Every time I think that the Islamic regime in Iran can no longer surprise me, I get rudely re-introduced to reality:
The government of Iran on Saturday announced that incumbent Mahmoud Ahmadi-Nejad had won a landslide victory in the presidential election, amid claims from opposition leaders that the results in the historic contest had been “staged”.
Opposition supporters were shocked at the results and Mir-Hosssein Moussavi, the moderate former prime minister who was challenging Mr Ahmadi-Nejad, vowed to fight what he saw as a unacceptable result.
[. . .]
With about 82 per cent of the votes counted, the interior ministry said that Mr Ahmadi-Nejad had won 64.7 per cent of the vote, easily passing the 50 per cent threshold needed to win outright in the first round.
Mr Moussavi had taken only 32.2 per cent of the vote, the ministry said, while the two marginal candidates, reformist Mehdi Karroubi and fundamentalist Mohsen Rezaei, won 0.8 per cent and 2.07 per cent respectively.
The interior ministry released the results with record speed, without giving details of which constituencies had been counted.
[. . .]
The results appear to be at odds with the huge groundswell of support that formed around Mr Moussavi in the final week of the campaign, and with the history of high turnout favouring reformists over conservatives.
“I warn that I will not succumb to this staged arrangement,” Mr Moussavi said in a statement on Saturday. “We witnessed the performance of dishonest officials, resulting in nothing except shaking the foundations of the holy Islamic republic of Iran and giving sovereignty to lies and dictatorship.”
Iranians knew vote rigging had taken place on a massive scale, Mr Moussavi said. “People who formed long queues and know who they have voted for, are watching in absolute astonishment the magical claims of officials and the statements on TV and radio,” he said.
It is, of course, noteworthy that Ali Khamenei, the Supreme Leader, swiftly got behind the fraudulent results.
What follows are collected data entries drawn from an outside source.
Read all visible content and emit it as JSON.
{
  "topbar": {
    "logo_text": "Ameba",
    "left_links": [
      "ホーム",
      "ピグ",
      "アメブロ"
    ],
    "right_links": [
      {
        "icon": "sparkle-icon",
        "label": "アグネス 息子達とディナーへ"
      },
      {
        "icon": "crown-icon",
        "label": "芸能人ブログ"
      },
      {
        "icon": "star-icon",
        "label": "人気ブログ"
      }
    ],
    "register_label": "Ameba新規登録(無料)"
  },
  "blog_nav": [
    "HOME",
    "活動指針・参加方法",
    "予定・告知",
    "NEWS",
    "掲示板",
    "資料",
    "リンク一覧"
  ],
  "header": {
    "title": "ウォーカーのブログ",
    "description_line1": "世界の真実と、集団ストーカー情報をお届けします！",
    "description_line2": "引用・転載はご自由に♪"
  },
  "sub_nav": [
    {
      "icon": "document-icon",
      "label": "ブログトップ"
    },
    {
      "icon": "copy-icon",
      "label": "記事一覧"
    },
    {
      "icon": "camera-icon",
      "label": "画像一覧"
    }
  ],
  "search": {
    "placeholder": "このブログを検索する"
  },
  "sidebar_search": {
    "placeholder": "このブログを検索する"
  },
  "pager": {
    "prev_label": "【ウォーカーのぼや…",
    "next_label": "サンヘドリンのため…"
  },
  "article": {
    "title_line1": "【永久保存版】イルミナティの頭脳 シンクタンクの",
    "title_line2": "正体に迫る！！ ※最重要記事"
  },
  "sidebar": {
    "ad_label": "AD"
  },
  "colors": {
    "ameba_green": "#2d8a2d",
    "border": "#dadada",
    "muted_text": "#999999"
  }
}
But it should surprise no one that he did. He is in on the shenanigans and profits from them by having a malleable president like Ahmadinejad around for four more years to help do the regime’s dirty work.
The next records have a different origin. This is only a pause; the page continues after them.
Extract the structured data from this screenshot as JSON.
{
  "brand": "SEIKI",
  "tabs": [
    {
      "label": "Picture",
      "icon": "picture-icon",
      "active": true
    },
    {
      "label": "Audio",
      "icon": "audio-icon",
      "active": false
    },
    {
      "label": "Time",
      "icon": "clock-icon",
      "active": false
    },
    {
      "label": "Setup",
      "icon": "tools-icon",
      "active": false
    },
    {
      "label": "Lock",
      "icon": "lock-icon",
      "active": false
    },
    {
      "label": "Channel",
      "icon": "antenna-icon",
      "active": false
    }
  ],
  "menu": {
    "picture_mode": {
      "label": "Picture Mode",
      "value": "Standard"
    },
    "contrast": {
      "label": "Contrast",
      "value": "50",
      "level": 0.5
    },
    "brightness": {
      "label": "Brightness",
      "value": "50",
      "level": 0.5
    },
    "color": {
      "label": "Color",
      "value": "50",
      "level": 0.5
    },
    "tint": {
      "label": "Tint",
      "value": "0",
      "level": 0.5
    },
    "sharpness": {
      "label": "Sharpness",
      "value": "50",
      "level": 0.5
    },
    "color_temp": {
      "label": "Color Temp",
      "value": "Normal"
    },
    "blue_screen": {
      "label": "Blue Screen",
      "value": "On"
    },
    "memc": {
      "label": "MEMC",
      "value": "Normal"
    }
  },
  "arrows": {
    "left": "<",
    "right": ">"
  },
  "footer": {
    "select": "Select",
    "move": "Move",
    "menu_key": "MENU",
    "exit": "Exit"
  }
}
Iran’s Supreme Leader Ayatollah Ali Khamenei annointed President Mahmoud Ahmadinejad the winner of Friday’s presidential race, amid a violent crackdown on protests across the capital and allegations by his nearest challenger of wide-spread vote rigging.
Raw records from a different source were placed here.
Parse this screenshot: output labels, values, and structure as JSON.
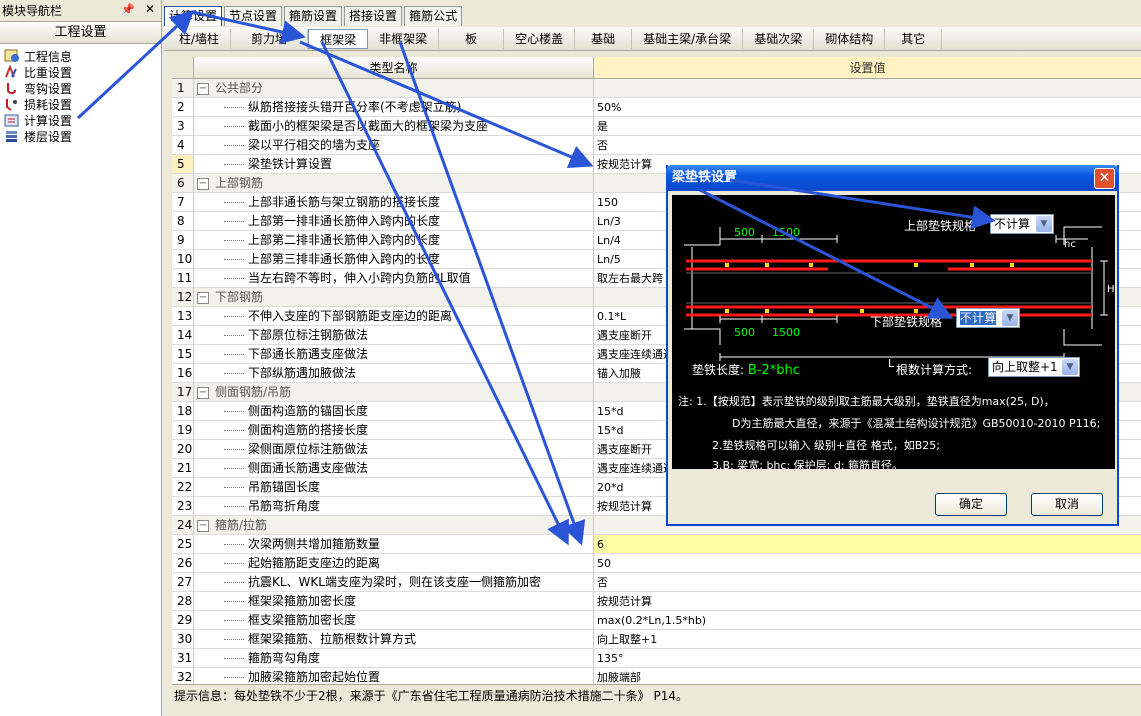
{
  "nav": {
    "title": "模块导航栏",
    "pin": "📌",
    "close": "✕",
    "section": "工程设置",
    "items": [
      {
        "label": "工程信息",
        "icon": "info-icon"
      },
      {
        "label": "比重设置",
        "icon": "weight-icon"
      },
      {
        "label": "弯钩设置",
        "icon": "hook-icon"
      },
      {
        "label": "损耗设置",
        "icon": "loss-icon"
      },
      {
        "label": "计算设置",
        "icon": "calc-icon"
      },
      {
        "label": "楼层设置",
        "icon": "floor-icon"
      }
    ]
  },
  "tabs": [
    "计算设置",
    "节点设置",
    "箍筋设置",
    "搭接设置",
    "箍筋公式"
  ],
  "subtabs": [
    "柱/墙柱",
    "剪力墙",
    "框架梁",
    "非框架梁",
    "板",
    "空心楼盖",
    "基础",
    "基础主梁/承台梁",
    "基础次梁",
    "砌体结构",
    "其它"
  ],
  "grid": {
    "col_name": "类型名称",
    "col_value": "设置值",
    "rows": [
      {
        "n": "1",
        "name": "公共部分",
        "value": "",
        "group": true
      },
      {
        "n": "2",
        "name": "纵筋搭接接头错开百分率(不考虑架立筋)",
        "value": "50%"
      },
      {
        "n": "3",
        "name": "截面小的框架梁是否以截面大的框架梁为支座",
        "value": "是"
      },
      {
        "n": "4",
        "name": "梁以平行相交的墙为支座",
        "value": "否"
      },
      {
        "n": "5",
        "name": "梁垫铁计算设置",
        "value": "按规范计算",
        "hilite": true
      },
      {
        "n": "6",
        "name": "上部钢筋",
        "value": "",
        "group": true
      },
      {
        "n": "7",
        "name": "上部非通长筋与架立钢筋的搭接长度",
        "value": "150"
      },
      {
        "n": "8",
        "name": "上部第一排非通长筋伸入跨内的长度",
        "value": "Ln/3"
      },
      {
        "n": "9",
        "name": "上部第二排非通长筋伸入跨内的长度",
        "value": "Ln/4"
      },
      {
        "n": "10",
        "name": "上部第三排非通长筋伸入跨内的长度",
        "value": "Ln/5"
      },
      {
        "n": "11",
        "name": "当左右跨不等时，伸入小跨内负筋的L取值",
        "value": "取左右最大跨"
      },
      {
        "n": "12",
        "name": "下部钢筋",
        "value": "",
        "group": true
      },
      {
        "n": "13",
        "name": "不伸入支座的下部钢筋距支座边的距离",
        "value": "0.1*L"
      },
      {
        "n": "14",
        "name": "下部原位标注钢筋做法",
        "value": "遇支座断开"
      },
      {
        "n": "15",
        "name": "下部通长筋遇支座做法",
        "value": "遇支座连续通过"
      },
      {
        "n": "16",
        "name": "下部纵筋遇加腋做法",
        "value": "锚入加腋"
      },
      {
        "n": "17",
        "name": "侧面钢筋/吊筋",
        "value": "",
        "group": true
      },
      {
        "n": "18",
        "name": "侧面构造筋的锚固长度",
        "value": "15*d"
      },
      {
        "n": "19",
        "name": "侧面构造筋的搭接长度",
        "value": "15*d"
      },
      {
        "n": "20",
        "name": "梁侧面原位标注筋做法",
        "value": "遇支座断开"
      },
      {
        "n": "21",
        "name": "侧面通长筋遇支座做法",
        "value": "遇支座连续通过"
      },
      {
        "n": "22",
        "name": "吊筋锚固长度",
        "value": "20*d"
      },
      {
        "n": "23",
        "name": "吊筋弯折角度",
        "value": "按规范计算"
      },
      {
        "n": "24",
        "name": "箍筋/拉筋",
        "value": "",
        "group": true
      },
      {
        "n": "25",
        "name": "次梁两侧共增加箍筋数量",
        "value": "6",
        "yellow": true
      },
      {
        "n": "26",
        "name": "起始箍筋距支座边的距离",
        "value": "50"
      },
      {
        "n": "27",
        "name": "抗震KL、WKL端支座为梁时，则在该支座一侧箍筋加密",
        "value": "否"
      },
      {
        "n": "28",
        "name": "框架梁箍筋加密长度",
        "value": "按规范计算"
      },
      {
        "n": "29",
        "name": "框支梁箍筋加密长度",
        "value": "max(0.2*Ln,1.5*hb)"
      },
      {
        "n": "30",
        "name": "框架梁箍筋、拉筋根数计算方式",
        "value": "向上取整+1"
      },
      {
        "n": "31",
        "name": "箍筋弯勾角度",
        "value": "135°"
      },
      {
        "n": "32",
        "name": "加腋梁箍筋加密起始位置",
        "value": "加腋端部"
      }
    ]
  },
  "status": "提示信息：每处垫铁不少于2根，来源于《广东省住宅工程质量通病防治技术措施二十条》 P14。",
  "dialog": {
    "title": "梁垫铁设置",
    "close": "✕",
    "top_label": "上部垫铁规格",
    "top_value": "不计算",
    "bottom_label": "下部垫铁规格",
    "bottom_value": "不计算",
    "length_label": "垫铁长度:",
    "length_formula": "B-2*bhc",
    "count_label": "根数计算方式:",
    "count_value": "向上取整+1",
    "dims": {
      "d500": "500",
      "d1500": "1500",
      "hc": "hc",
      "L": "L",
      "H": "H"
    },
    "notes": [
      "注: 1.【按规范】表示垫铁的级别取主筋最大级别，垫铁直径为max(25, D)，",
      "D为主筋最大直径，来源于《混凝土结构设计规范》GB50010-2010 P116;",
      "2.垫铁规格可以输入 级别+直径 格式，如B25;",
      "3.B: 梁宽; bhc: 保护层; d: 箍筋直径。"
    ],
    "ok": "确定",
    "cancel": "取消"
  },
  "colors": {
    "accent": "#2a55d6",
    "rebar": "#ff0000",
    "dim": "#00ff00"
  }
}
The violence ratchets up the stakes significantly in the already-tense elections, the most rambunctious since the founding of the Islamic Republic 30 years ago. Prolonged strife or a political standoff would heighten the uncertainty hanging over a country that is one of the world’s biggest oil producers and Washington’s main irritant in the volatile Middle East
[. . .]
Supporters of Mr. Mousavi began gathering outside the interior ministry and outside his campaign headquarter in central Tehran early in the morning. Uniformed police and plain-clothes security officials broke up groups of protesters, chasing some away from the buildings.
At one point, groups of supporters near Mr. Mousavi’s headquarters shouted “death to the dictator,” a chant borrowed from the Iranian revolution. Security forces responded by bludgeoning several with batons.
Several journalists were beaten badly, and one young, female protester was beaten unconscious by uniformed police. As the police battled the protesters, demonstrators and onlookers from windows and from the sides of the streets shouted, “security forces, shame on you.”
“Is this democracy,” said Ali Reza, a 30-year-old Mousavi campaign worker, whose eyes were red from tear gas and his white pants torn and bloodied. “We don’t have any power to fight these people, but what they are doing is unfair,” he said.
Reuters is on the case as well, as is the AP, which points out that ever-so-mysteriously, the text messaging system in Iran–a key tool for communication among reformists–stopped working on both Friday and Saturday, and that pro-Mousavi websites were being blocked. This story notes that former President Jimmy Carter hopes that with four more years in office, Ahmadinejad “will moderate his position,” proving that after thirty years, Jimmy Carter still doesn’t understand the Islamic regime. Meanwhile, one trusts that President Obama is less “excited” about the possibility of change in Iran. Disgust would seem to be the appropriate emotion here.